Angulo J C, Dehaini A, Escribano J, Sanchez-Chapado M
Department of Urology, Hospital Principe de Asturias, Universidad de Alcalá de Henares, Madrid, Spain.
Scand J Urol Nephrol. 1997 Apr;31(2):193-7. doi: 10.3109/00365599709070329.

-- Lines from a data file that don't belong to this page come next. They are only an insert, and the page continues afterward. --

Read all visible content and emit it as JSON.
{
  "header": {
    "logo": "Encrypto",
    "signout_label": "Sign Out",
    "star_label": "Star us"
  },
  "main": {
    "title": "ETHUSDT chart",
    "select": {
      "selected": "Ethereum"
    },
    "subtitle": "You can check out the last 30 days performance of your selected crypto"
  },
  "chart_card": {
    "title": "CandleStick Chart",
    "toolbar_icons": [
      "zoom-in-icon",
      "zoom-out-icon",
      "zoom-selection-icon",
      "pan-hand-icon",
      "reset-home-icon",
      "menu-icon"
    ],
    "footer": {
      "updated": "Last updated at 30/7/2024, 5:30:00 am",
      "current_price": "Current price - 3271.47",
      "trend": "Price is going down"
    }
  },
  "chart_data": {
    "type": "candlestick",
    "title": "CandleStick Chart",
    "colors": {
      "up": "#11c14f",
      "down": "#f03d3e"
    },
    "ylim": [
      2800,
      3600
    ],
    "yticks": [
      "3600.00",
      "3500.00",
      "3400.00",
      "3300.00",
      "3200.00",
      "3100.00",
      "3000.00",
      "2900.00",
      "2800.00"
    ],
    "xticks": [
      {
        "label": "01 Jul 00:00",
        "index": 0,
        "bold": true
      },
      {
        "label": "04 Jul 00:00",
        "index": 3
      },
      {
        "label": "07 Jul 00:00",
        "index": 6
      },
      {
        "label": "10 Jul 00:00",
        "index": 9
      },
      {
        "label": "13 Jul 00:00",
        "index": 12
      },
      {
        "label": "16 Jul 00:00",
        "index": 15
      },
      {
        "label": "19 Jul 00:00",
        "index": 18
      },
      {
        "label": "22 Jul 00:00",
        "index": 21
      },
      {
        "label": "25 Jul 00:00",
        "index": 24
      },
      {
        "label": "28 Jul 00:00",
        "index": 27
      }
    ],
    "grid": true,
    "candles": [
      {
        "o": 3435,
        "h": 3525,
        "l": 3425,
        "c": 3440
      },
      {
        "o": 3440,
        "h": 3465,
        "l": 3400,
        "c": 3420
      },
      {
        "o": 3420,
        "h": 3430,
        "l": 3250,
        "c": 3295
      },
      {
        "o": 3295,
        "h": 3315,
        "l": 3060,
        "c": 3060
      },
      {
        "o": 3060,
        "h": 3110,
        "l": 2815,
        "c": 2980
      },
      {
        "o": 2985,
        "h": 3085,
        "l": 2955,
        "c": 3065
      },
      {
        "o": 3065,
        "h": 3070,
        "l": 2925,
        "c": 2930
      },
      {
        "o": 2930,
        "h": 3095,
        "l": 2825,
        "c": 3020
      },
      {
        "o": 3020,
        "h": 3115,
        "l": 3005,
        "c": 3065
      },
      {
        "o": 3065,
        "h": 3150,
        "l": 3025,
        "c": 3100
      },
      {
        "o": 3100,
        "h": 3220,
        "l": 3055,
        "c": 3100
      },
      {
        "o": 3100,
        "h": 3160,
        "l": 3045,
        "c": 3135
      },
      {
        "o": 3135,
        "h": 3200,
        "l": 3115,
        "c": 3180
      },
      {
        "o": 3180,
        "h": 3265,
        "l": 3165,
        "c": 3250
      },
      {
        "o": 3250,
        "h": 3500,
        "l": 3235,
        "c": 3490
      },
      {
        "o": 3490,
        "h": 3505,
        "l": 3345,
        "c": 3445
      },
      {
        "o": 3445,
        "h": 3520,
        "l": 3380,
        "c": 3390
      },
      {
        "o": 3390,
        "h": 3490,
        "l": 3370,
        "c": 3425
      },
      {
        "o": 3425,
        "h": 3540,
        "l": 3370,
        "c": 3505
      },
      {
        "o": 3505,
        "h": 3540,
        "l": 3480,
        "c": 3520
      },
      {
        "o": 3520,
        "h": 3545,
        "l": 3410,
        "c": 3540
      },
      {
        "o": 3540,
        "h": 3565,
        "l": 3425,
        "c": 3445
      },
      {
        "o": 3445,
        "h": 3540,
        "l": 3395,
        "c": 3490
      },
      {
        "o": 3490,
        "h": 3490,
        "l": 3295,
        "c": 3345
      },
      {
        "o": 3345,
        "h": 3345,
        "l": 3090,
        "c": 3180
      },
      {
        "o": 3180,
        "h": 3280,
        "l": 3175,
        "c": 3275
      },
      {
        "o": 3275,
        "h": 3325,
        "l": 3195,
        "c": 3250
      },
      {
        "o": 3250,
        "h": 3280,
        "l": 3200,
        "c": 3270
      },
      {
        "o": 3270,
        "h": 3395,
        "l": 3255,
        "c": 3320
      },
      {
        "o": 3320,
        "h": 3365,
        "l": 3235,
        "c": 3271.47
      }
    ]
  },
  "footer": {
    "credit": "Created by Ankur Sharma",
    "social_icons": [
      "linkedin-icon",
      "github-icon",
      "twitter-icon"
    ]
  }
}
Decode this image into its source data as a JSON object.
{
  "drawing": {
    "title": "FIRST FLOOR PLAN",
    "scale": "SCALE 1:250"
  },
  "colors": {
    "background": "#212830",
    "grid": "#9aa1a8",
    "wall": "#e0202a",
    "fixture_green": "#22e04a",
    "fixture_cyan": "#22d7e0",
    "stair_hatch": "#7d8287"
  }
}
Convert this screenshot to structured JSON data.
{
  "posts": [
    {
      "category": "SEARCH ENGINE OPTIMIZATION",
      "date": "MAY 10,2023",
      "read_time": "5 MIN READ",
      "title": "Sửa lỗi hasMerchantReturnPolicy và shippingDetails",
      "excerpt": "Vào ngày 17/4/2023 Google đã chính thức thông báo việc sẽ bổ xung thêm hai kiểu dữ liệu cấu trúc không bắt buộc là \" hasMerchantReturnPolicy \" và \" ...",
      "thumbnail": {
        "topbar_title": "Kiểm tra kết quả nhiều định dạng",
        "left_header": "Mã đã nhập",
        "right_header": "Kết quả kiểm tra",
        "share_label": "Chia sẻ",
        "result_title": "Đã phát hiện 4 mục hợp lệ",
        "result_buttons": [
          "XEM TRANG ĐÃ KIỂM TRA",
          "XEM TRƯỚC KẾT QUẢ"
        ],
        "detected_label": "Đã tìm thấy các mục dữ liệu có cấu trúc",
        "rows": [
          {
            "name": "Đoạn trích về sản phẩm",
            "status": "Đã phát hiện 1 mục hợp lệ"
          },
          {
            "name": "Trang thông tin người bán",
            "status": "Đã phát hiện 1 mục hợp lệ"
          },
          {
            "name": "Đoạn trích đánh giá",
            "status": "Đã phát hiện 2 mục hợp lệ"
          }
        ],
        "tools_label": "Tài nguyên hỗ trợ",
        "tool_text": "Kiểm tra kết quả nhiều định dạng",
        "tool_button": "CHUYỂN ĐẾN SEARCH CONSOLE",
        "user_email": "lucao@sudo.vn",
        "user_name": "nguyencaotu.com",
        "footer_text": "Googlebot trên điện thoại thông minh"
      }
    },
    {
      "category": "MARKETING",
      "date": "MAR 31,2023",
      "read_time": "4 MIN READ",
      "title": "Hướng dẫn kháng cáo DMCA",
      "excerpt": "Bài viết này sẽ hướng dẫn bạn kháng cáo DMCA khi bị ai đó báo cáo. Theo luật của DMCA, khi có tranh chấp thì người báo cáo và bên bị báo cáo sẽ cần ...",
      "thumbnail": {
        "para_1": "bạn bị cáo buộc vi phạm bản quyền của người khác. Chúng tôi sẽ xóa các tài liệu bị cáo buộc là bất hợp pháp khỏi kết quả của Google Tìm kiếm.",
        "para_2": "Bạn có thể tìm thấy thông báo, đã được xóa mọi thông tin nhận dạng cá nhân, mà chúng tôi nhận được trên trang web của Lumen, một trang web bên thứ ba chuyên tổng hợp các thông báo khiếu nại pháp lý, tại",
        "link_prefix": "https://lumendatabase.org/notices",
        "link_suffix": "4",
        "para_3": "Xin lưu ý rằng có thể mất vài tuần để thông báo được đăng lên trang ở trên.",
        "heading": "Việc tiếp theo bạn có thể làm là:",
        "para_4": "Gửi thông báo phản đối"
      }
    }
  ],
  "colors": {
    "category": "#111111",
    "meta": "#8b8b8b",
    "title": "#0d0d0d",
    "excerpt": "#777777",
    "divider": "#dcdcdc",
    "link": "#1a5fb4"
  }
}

Emphysematous pyelonephritis, bilateral or in a solitary kidney, is a life-threatening condition that requires prompt diagnosis and early intervention. Reported mortality is high, despite desperate surgical measures often ending in loss of renal unit, but medical management, possibly combined with percutaneous drainage, is sometimes successful. We report two cases of emphysematous pyelonephritis, one bilateral and one in a solitary kidney, with successful conservative management. Predisposing factors were insulin-dependent diabetes mellitus and micronodular cirrhosis secondary to chronic alcoholism. Prompt sonographic diagnosis determined the success of conservative management. Escherichia coli was identified as causal factor. In the bilateral case the clinical picture improved within 48 h after control of diabetes and broad-spectrum antibiotic treatment. For the affected solitary kidney, percutaneous drainage and ureteric catheterization were required.
双侧或单侧肾脏的气肿性肾盂肾炎是一种危及生命的疾病,需要及时诊断和早期干预。尽管采取了往往导致肾单位丧失的极端手术措施,但报告的死亡率仍然很高,不过药物治疗(可能联合经皮引流)有时是成功的。我们报告两例气肿性肾盂肾炎,一例双侧,一例单侧,采用保守治疗成功。诱发因素为胰岛素依赖型糖尿病和慢性酒精中毒继发的小结节性肝硬化。及时的超声诊断决定了保守治疗的成功。已确定大肠杆菌为致病因素。在双侧病例中,糖尿病得到控制并给予广谱抗生素治疗后48小时内临床症状改善。对于患侧的单侧肾脏,需要进行经皮引流和输尿管插管。